Das Berufsbild Grafikdesigner stellt sich vor
Als Grafikdesigner hat man heutzutage gerade auf dem freien Markt gute Karrierechancen. Erstaunlicherweise sind es gerade die musikalisch begabten Jugendlichen, die sich für diesen Beruf entscheiden. Als Grafikdesigner arbeitet man in der Werbe- und Kommunikationsbranche. Die Ausbildung zum Mediengestalter kann ein Einstieg sein. Als Grafik- oder Kommunikationsdesigner führt der Bildungsweg um ein Studium nicht herum. In der Kreativbranche ist es nicht nur üblich, in einem festen Angestelltenverhältnis zu arbeiten, sondern auch als freier Mitarbeiter. Dadurch haben die Designer viel Flexibilität, sich auf die verschiedensten Projekte einzulassen und dabei immer wieder neue Kontakte zu knüpfen.

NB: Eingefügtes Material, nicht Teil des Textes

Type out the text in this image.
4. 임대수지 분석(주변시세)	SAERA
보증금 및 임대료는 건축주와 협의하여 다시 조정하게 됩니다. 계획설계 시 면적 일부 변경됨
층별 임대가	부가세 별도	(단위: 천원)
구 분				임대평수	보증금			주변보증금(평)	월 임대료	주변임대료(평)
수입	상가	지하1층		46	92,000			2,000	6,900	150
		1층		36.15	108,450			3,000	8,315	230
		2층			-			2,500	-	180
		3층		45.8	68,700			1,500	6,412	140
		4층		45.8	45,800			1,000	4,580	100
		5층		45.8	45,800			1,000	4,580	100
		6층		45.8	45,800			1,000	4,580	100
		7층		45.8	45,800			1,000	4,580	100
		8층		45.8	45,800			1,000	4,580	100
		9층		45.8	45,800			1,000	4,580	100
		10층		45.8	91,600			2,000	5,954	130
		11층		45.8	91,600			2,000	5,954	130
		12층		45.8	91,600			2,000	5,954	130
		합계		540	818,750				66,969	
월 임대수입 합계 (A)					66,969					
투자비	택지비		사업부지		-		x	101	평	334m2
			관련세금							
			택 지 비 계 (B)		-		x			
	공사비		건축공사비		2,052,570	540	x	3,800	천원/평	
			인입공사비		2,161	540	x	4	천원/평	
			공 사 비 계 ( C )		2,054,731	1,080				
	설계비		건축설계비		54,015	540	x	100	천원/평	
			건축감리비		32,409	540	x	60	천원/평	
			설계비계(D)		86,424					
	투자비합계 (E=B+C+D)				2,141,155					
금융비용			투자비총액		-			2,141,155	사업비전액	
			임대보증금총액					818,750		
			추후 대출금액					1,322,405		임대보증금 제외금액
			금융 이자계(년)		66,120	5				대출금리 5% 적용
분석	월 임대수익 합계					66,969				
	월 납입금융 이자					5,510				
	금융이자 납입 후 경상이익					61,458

Zu den Aufgabenbereichen des Grafikdesigners gehört das Erstellen von Werbemittel aus den Bereichen Digital und Print. Flyer, Kataloge, Webseiten, Animationen sowie andere Grafiken jeglicher Art. Dieses Portfolio setzt ein gewisses Maß an Kreativität voraus. Es ist auch üblich, dass der PC oder Laptop mit den vielen Dateien meist überladen wird und sich die Leistung verschlechtert. Das cCleaner Programm kann helfen, die Festplatte wieder zu bereinigen. Auch Ad Aware reinigt den PC sorgfältig und gibt wieder mehr Platz für neue, kreative Ideen frei. Als Grafikdesigner muss man im Umgang mit den gängigen Grafikprogrammen geübt sein. Das Adobe Creative Suite ist in diesem Bereich üblich. Durch die ständige Weiterentwicklung der Programme sind Schulungen in diesem Bereich unerlässlich.
Ein Beruf für immer
Neben der Arbeit an Projekten im Printbereich und im Internet steht auch die Konzeption im Vordergrund. Die Kunden wünschen sich Ideen, die mit logischen und kreativen Argumenten erklärt werden können. Nicht selten ist dadurch auch die Zusammenarbeit mit der Marketingabteilung sehr wichtig. Marktbeobachtungen und -analysen sind für die Arbeit als Grafikdesigner ebenso wichtig wie die Gestaltungsfreiheit. Die Ausbildung oder das Studium zum Designer ist durch die unterschiedlichsten Fachrichtungen geprägt. Neben den Kenntnissen in der Druckvorstufe, den Bildbearbeitungsprogrammen und der Typografie sind auch praxisnahe Projekte für die Weiterbildung unerlässlich.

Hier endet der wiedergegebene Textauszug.